What it does
Smart sewage system analyzes user behavior to boost efficiency. Collects community samples for tailored solutions, featuring service design, monitoring/sampling devices, and analytics software while enhancing testing/service performance.
Your inspiration
Since COVID-19 emerged in 2019, sewage-based health monitoring has gained research attention. However, most studies focus on biosciences, neglecting user experience (UX) from a design perspective. This gap may hinder technology adoption, reducing service usability. We propose a system to collect and analyze urban sewage data (e.g., chemical, epidemiological, and public health metrics) for tailored community solutions. Such a system holds significant social value, aligning with China’s "Healthy China" initiative.
How it works
Urban sewage health monitoring service system: data terminals (user, operation & maintenance, management) + community detection/sampling equipment. Community detection has coordinated hardware: ① Sewage collection: Peristaltic pumps/solenoid valves control fluid; sampling via liquid level sensor feedback. ② Detection: pH/COD sensors (electrochemical/optical) convert signals via ADC, processed by ARM. ③ Data analysis: InfluxDB servers, Spark Streaming nodes, edge units with TensorFlow. ④ Communication: 5G modules modulate radio signals via baseband chips for remote transmission. ⑤ Disinfection: UV-C/ozone for disinfection; RFID readers communicate with sampling tags. ⑥ Display: TFT-LCD for interaction; monitoring with CMOS cameras/video chips. ⑦ Host: STM32 coordinates I2C/SPI communication.
Design process
Our team’s work: ① Identified stakeholders, formulated research plans, and mapped user behavior processes. The first activity involved 30 sewage health monitoring professionals in participatory design; the second included 30 residents from the same community. This helped establish a document on user behaviors and meanings in sewage health monitoring. ② Built an urban sewage monitoring service system (data terminals, community detection/sampling equipment) with communities as key points, enabling regionalized precise positioning. ③ Practiced designing the product-service system: initial sketches analyzed shape pros/cons and structural fit, followed by model/structure iterations.
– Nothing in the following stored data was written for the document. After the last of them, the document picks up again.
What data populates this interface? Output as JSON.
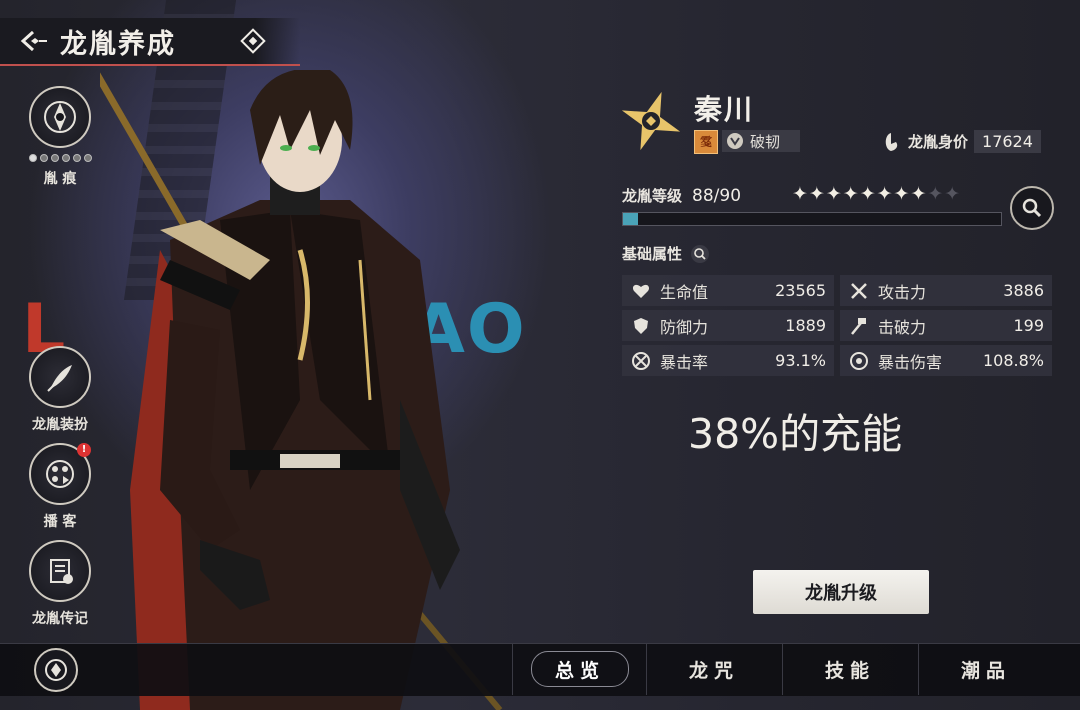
{
  "header": {
    "title": "龙胤养成"
  },
  "left_menu": [
    {
      "label": "胤 痕",
      "dots": 6,
      "dots_filled": 1
    },
    {
      "label": "龙胤装扮"
    },
    {
      "label": "播 客",
      "badge": "!"
    },
    {
      "label": "龙胤传记"
    }
  ],
  "background_text": {
    "left": "L",
    "right": "IAO"
  },
  "character": {
    "name": "秦川",
    "seal": "𩃔",
    "tag": "破韧",
    "price_label": "龙胤身价",
    "price_value": "17624"
  },
  "level": {
    "label": "龙胤等级",
    "value": "88/90",
    "progress": 0.04,
    "stars_total": 10,
    "stars_filled": 8
  },
  "basic": {
    "label": "基础属性"
  },
  "stats": [
    {
      "icon": "heart-icon",
      "name": "生命值",
      "value": "23565"
    },
    {
      "icon": "swords-icon",
      "name": "攻击力",
      "value": "3886"
    },
    {
      "icon": "shield-icon",
      "name": "防御力",
      "value": "1889"
    },
    {
      "icon": "hammer-icon",
      "name": "击破力",
      "value": "199"
    },
    {
      "icon": "crit-icon",
      "name": "暴击率",
      "value": "93.1%"
    },
    {
      "icon": "eye-target-icon",
      "name": "暴击伤害",
      "value": "108.8%"
    }
  ],
  "charge_text": "38%的充能",
  "upgrade_button": "龙胤升级",
  "tabs": [
    {
      "label": "总览",
      "active": true
    },
    {
      "label": "龙咒",
      "active": false
    },
    {
      "label": "技能",
      "active": false
    },
    {
      "label": "潮品",
      "active": false
    }
  ],
  "colors": {
    "accent_red": "#c0504d",
    "progress": "#4aa3b8",
    "gold": "#e8c46a"
  }
}
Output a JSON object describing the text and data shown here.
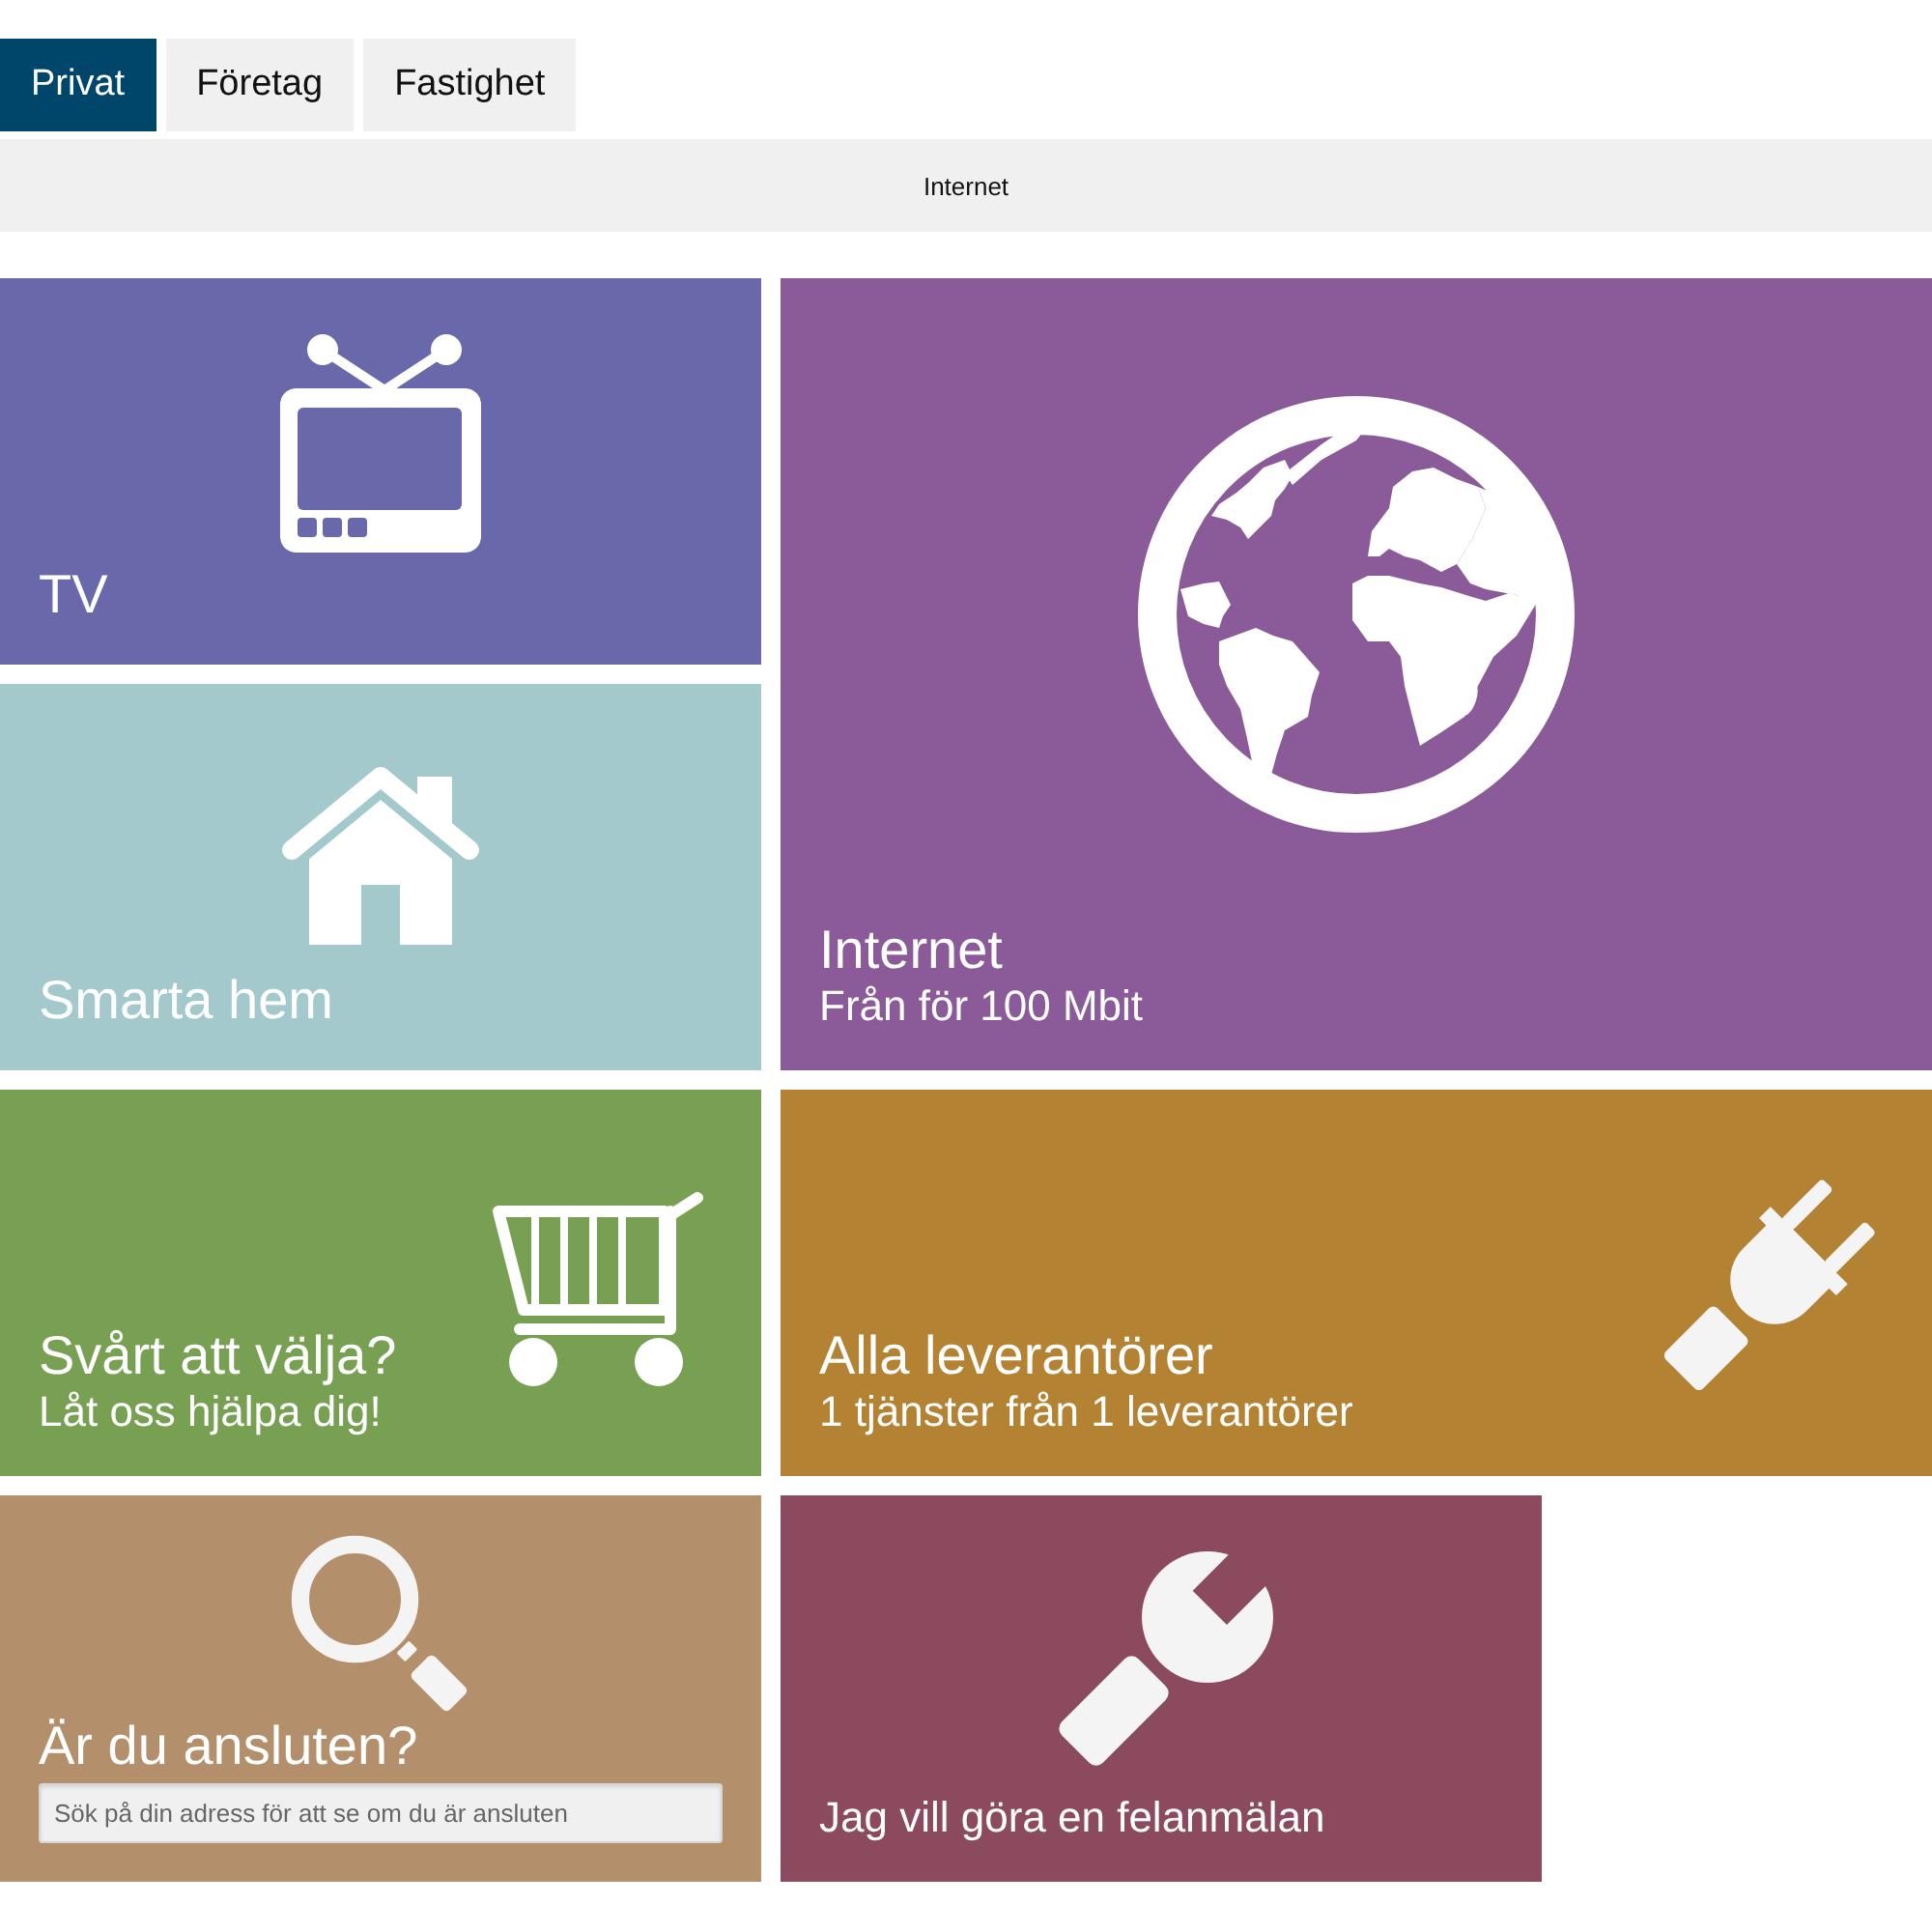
{
  "tabs": [
    {
      "label": "Privat",
      "selected": true
    },
    {
      "label": "Företag",
      "selected": false
    },
    {
      "label": "Fastighet",
      "selected": false
    }
  ],
  "subnav": {
    "links": [
      {
        "label": "Internet"
      }
    ]
  },
  "top_block": {
    "stack": [
      {
        "kind": "category",
        "title": "TV",
        "color": "#6868aa"
      },
      {
        "kind": "category",
        "title": "Smarta hem",
        "color": "#a3c9cc"
      }
    ],
    "feature": {
      "kind": "category",
      "title": "Internet",
      "subtitle": "Från för 100 Mbit",
      "color": "#8b5a98"
    }
  },
  "tiles": [
    {
      "kind": "category",
      "title": "Svårt att välja?",
      "subtitle": "Låt oss hjälpa dig!",
      "color": "#78a053"
    },
    {
      "kind": "category",
      "title": "Alla leverantörer",
      "subtitle": "1 tjänster från 1 leverantörer",
      "color": "#b38232"
    },
    {
      "kind": "search",
      "title": "Är du ansluten?",
      "field": {
        "placeholder": "Sök på din adress för att se om du är ansluten"
      },
      "color": "#b38f6b"
    },
    {
      "kind": "action",
      "label": "Jag vill göra en felanmälan",
      "color": "#8b4a5e"
    }
  ]
}
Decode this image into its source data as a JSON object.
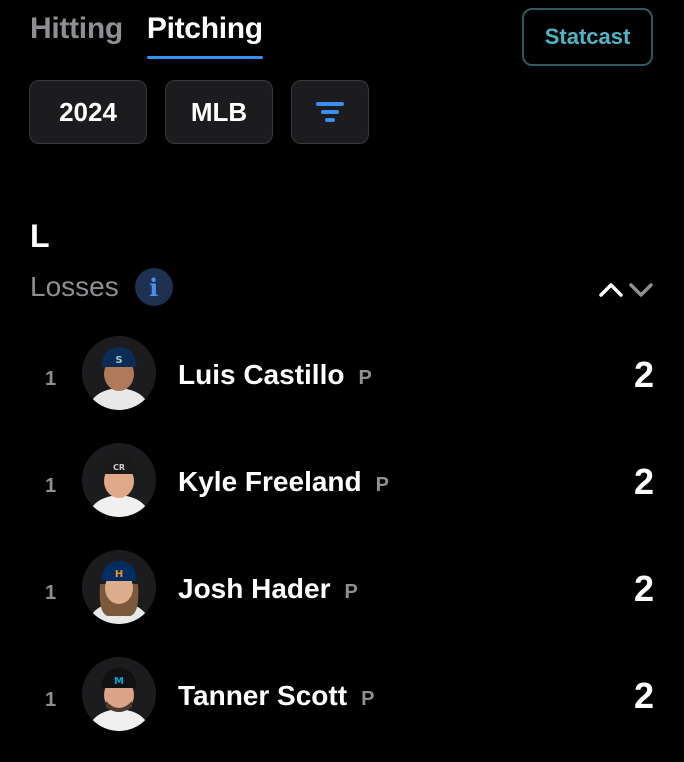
{
  "tabs": [
    {
      "label": "Hitting",
      "active": false
    },
    {
      "label": "Pitching",
      "active": true
    }
  ],
  "statcast_label": "Statcast",
  "filters": {
    "year": "2024",
    "league": "MLB",
    "filter_icon": "filter-icon"
  },
  "section_letter": "L",
  "stat": {
    "label": "Losses",
    "info_icon": "info-icon",
    "sort_icon": "sort-chevrons-icon"
  },
  "rows": [
    {
      "rank": "1",
      "name": "Luis Castillo",
      "position": "P",
      "value": "2",
      "team_color": "#0c2c56",
      "cap_logo": "S"
    },
    {
      "rank": "1",
      "name": "Kyle Freeland",
      "position": "P",
      "value": "2",
      "team_color": "#1a1a1a",
      "cap_logo": "CR"
    },
    {
      "rank": "1",
      "name": "Josh Hader",
      "position": "P",
      "value": "2",
      "team_color": "#002d62",
      "cap_logo": "H"
    },
    {
      "rank": "1",
      "name": "Tanner Scott",
      "position": "P",
      "value": "2",
      "team_color": "#111111",
      "cap_logo": "M"
    }
  ],
  "colors": {
    "accent": "#3a8df2",
    "statcast": "#4fb5c6",
    "muted": "#8e8e93"
  }
}
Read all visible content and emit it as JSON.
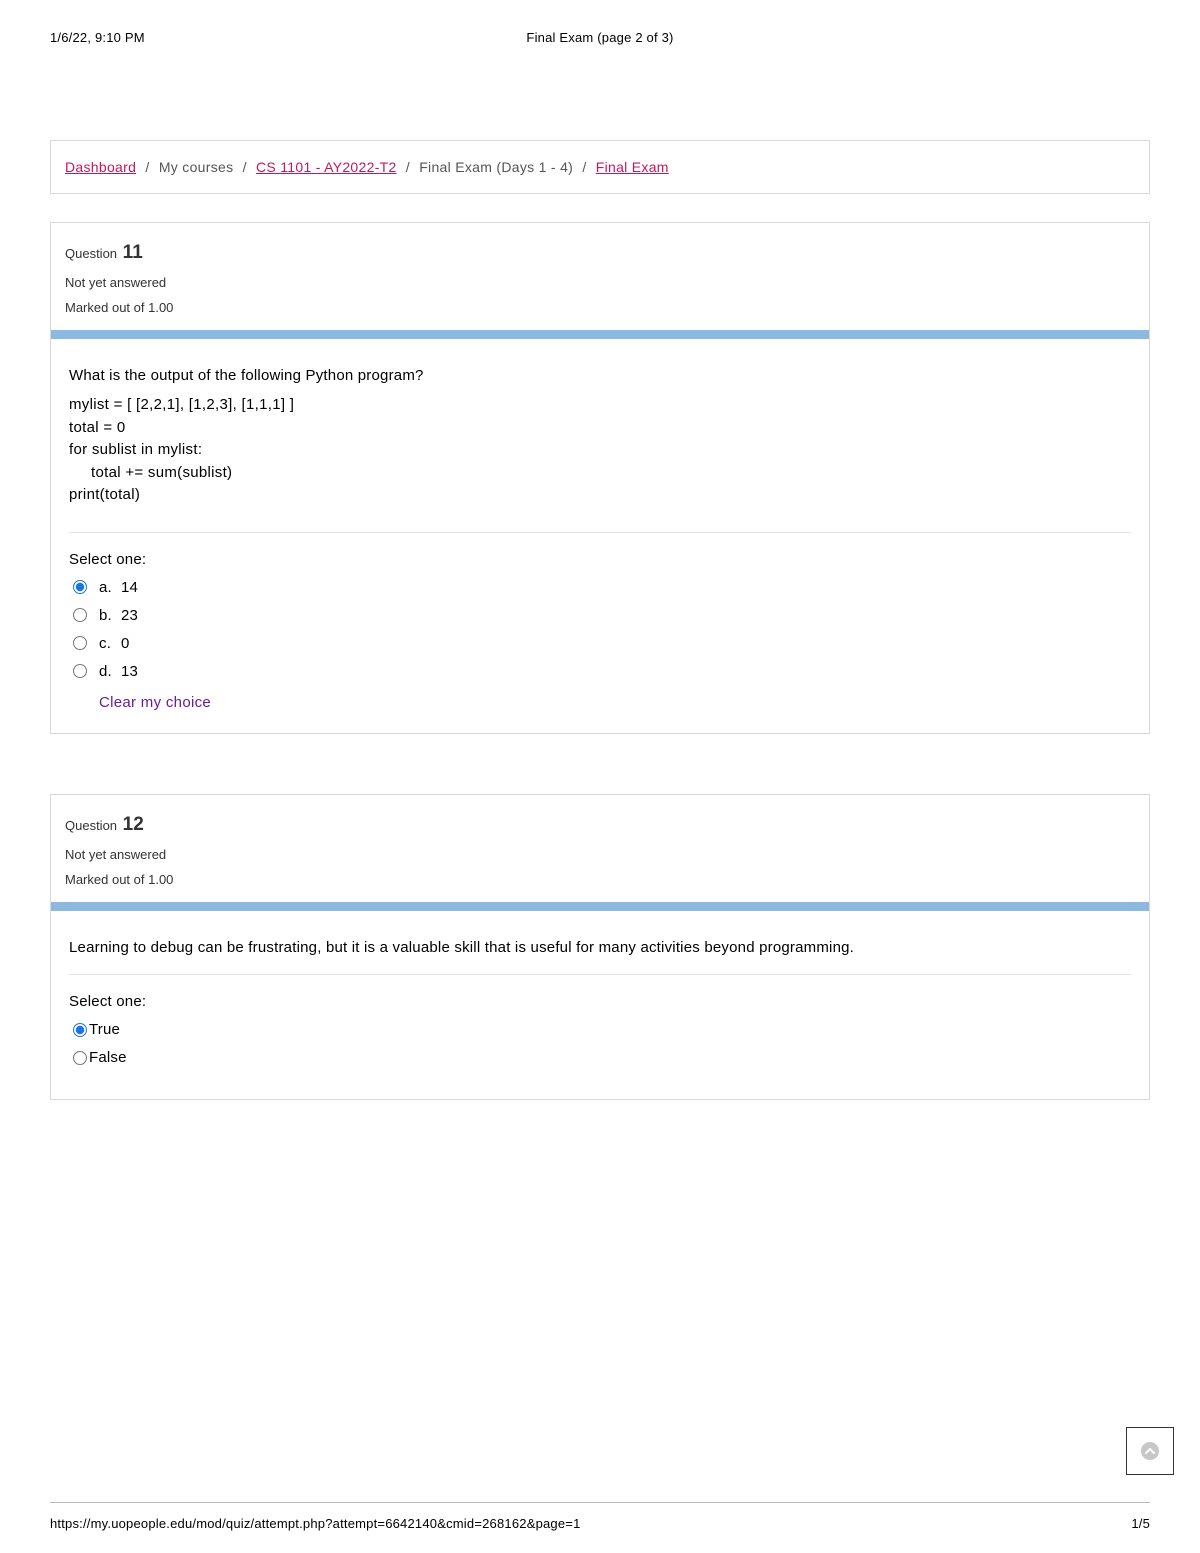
{
  "print": {
    "timestamp": "1/6/22, 9:10 PM",
    "title": "Final Exam (page 2 of 3)",
    "url": "https://my.uopeople.edu/mod/quiz/attempt.php?attempt=6642140&cmid=268162&page=1",
    "pagenum": "1/5"
  },
  "breadcrumb": {
    "dashboard": "Dashboard",
    "sep": "/",
    "mycourses": "My courses",
    "course": "CS 1101 - AY2022-T2",
    "section": "Final Exam (Days 1 - 4)",
    "exam": "Final Exam"
  },
  "q11": {
    "qword": "Question",
    "num": "11",
    "status": "Not yet answered",
    "marks": "Marked out of 1.00",
    "prompt": "What is the output of the following Python program?",
    "code": {
      "l1": "mylist = [ [2,2,1], [1,2,3], [1,1,1] ]",
      "l2": "total = 0",
      "l3": "for sublist in mylist:",
      "l4": "total += sum(sublist)",
      "l5": "print(total)"
    },
    "selectone": "Select one:",
    "options": [
      {
        "letter": "a.",
        "text": "14"
      },
      {
        "letter": "b.",
        "text": "23"
      },
      {
        "letter": "c.",
        "text": "0"
      },
      {
        "letter": "d.",
        "text": "13"
      }
    ],
    "clear": "Clear my choice"
  },
  "q12": {
    "qword": "Question",
    "num": "12",
    "status": "Not yet answered",
    "marks": "Marked out of 1.00",
    "prompt": "Learning to debug can be frustrating, but it is a valuable skill that is useful for many activities beyond programming.",
    "selectone": "Select one:",
    "true": "True",
    "false": "False"
  }
}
The final product shape (as shown) was determined via repeated prototype comparisons. ④ Evaluated the system using Nielsen’s usability theory: 8 mobile-literate residents tested iterated prototypes, revealing over 80% of usability issues with an occurrence rate of ~88%, meeting expectations.
How it is different
The system: ① Starting with user behavior, it uses participatory design to study behaviors, applies semiotic organizational features as a framework, and builds a user demand model combining participatory design and semiotic ladders. ② Focusing on communities, it examines residents' and monitors' behaviors/experiences in public health activities, and improves community health through practical verification with usability tests. ③ Composed of data terminals, community detection/sampling equipment, it deploys detection devices per community (based on urban living characteristics). Inter-device linkage enables parallel community detection to boost efficiency. Sampling equipment, placed in sewers by staff, automates timed collection, enhancing staff experience.
Future plans
Our team's research, published in 2024 in the Chinese core journal *Packaging Engineering*, verified the service system's overall process through multiple prototype tests and optimizations. We believe sewage holds vast information usable for population health, lifestyle, food safety analysis, illegal drug supervision, infectious disease early warning and control, etc. Future sewage health monitoring product-service systems will grow more intelligent and automated, using advanced sensing technologies and data analysis algorithms to accurately monitor harmful substances and bacteria in sewage, providing timely warnings and suggestions.